Let's break that down, once again, with the current numbers.
But lets go with that $47.5 mil cap space number and consider some basic subtractions:
- Assuming the Packers are drafting at #15, #30, #47 and #79, consider the 2018 cap costs for those picks: $2.4 mil (Colton Miller), $1.8 mil (Mike Hughes) and $1.1 mil (Christian Kirk) and $0.7 mil (Rasheem Green).
- That's a $6 mil subtraction + 7% bump in line with the cap bump = $6.4 mil.
- If nothing else, these numbers under the rookie salary scale, with generally modest escalations over the 4 year rookie contracts (e.g., Miller at $4.3 mil in year 4), illustrate the imperative of stacking good drafts in building a championship caliber team.
- Free agenting one's way to winning will never work.
Now we're at $41.1 mil in cap space for 46 players. More minimum subtractions:
- The cost of filling out the remaining 7 spots with the remaining draftees and UDFAs at $500,000 per player, give or take, is a $3.5 mil subtraction.
- The cost of 10 practice squad guys should come in around $1.4 mil.
- Cap has to be held in reserve for IR replacements. Also, if Gutekunst's shuffling of the bottom of the roster in-season continues, add a little for dead cap. $3 mil would be a prudent minimal number.
Now we're at $33.2 mil to fill out the roster and maintain a minimum reserve before considering FAs.
But if you spend it all down to the $3 mil in reserve, and you'd like to extend Clark and Martinez before the year is out, you will not have the cap to do that.

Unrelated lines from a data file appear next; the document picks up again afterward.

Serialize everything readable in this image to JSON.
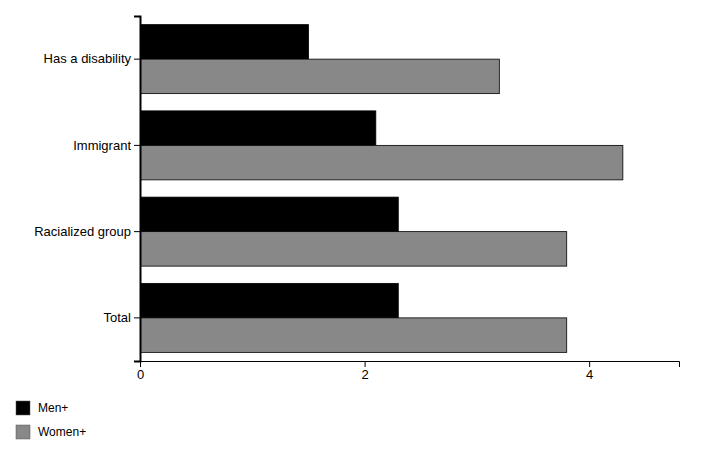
{
  "chart_data": {
    "type": "bar",
    "orientation": "horizontal",
    "categories": [
      "Has a disability",
      "Immigrant",
      "Racialized group",
      "Total"
    ],
    "series": [
      {
        "name": "Men+",
        "color": "#000000",
        "values": [
          1.5,
          2.1,
          2.3,
          2.3
        ]
      },
      {
        "name": "Women+",
        "color": "#888888",
        "values": [
          3.2,
          4.3,
          3.8,
          3.8
        ]
      }
    ],
    "xlim": [
      0,
      4.8
    ],
    "xticks": [
      0,
      2,
      4
    ],
    "grid": false,
    "legend": "bottom"
  }
}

Make the necessary subtractions for prorated signing bonuses allocated to 2018 for those guys, something like $6 mil, maybe more depending on what Clark commands.
In "tear it down" mode, you could pick up additiona cap space with the following cuts but with more holes to fill:
- Perry: $3.3 mil
- Bulaga: $6.8 mil
- Daniels (in his 2019 contract year): $8.5 mil
There is a long way to go to get to a championship caliber roster with that $47.5 in projected cap space when you consider the list of 42 players under contract at $152 mil for 2019. My prescription is to target 2020 by concentrating spending on a couple of talented second contract free agents at positions of need who, of course, will be quite expensive. Mack money on one player wouldn't and won't fix what is broken.

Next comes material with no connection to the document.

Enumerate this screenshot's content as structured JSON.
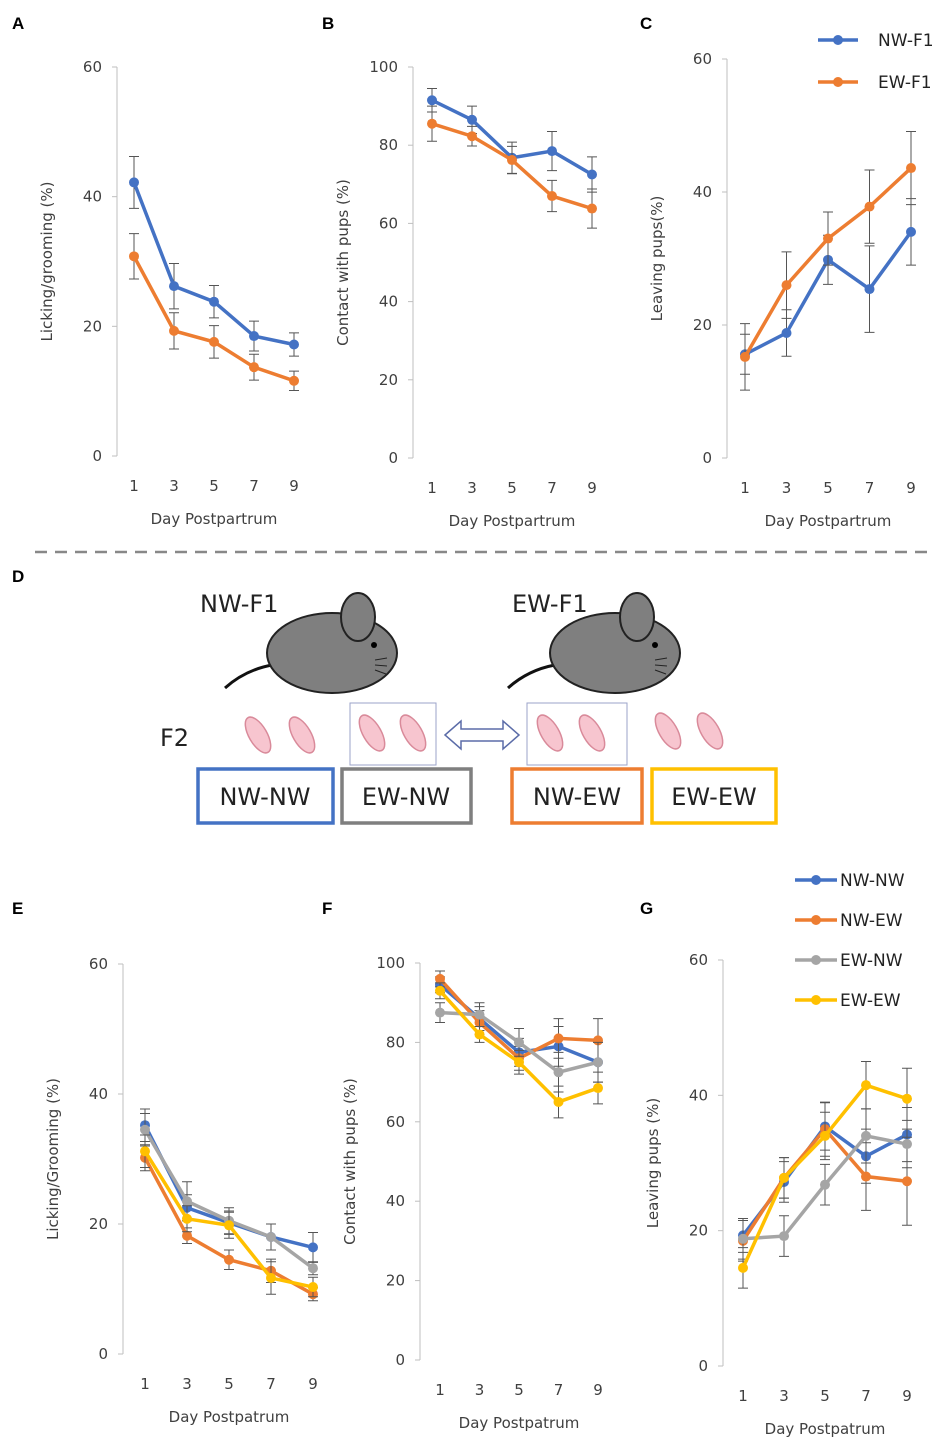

Gutekunst was headed in this direction, allegedly in the bidding for Allen Robinson and Mack, though I doubt the Mack interest got very far once the costs were revealed, while also making a restricted free agent offer for Fuller. Any one of these signings would have altered other free agent moves, cuts and the draft.
Whether talking about a contract like Graham's or going out and signing some 30 year old guy on the downside of his career, let alone one with an injury history like Earl Thomas (a name that keeps popping up), is throwing good money after bad in an attempt to back and fill into a championship caliber roster. That doesn't work unless you've already stacked drafts, have decent depth for injury coverage and rotation, and are looking to back and fill a couple of holes or add some missing impact component. Those 42 players under contract for 2019 do not come close.
If McCarthy is going to be canned it should happen pretty quickly after the end of the season. Bringing in a new head coach I would take as an acknowlegment that one more year of draft and FA is not going to fix what's broken.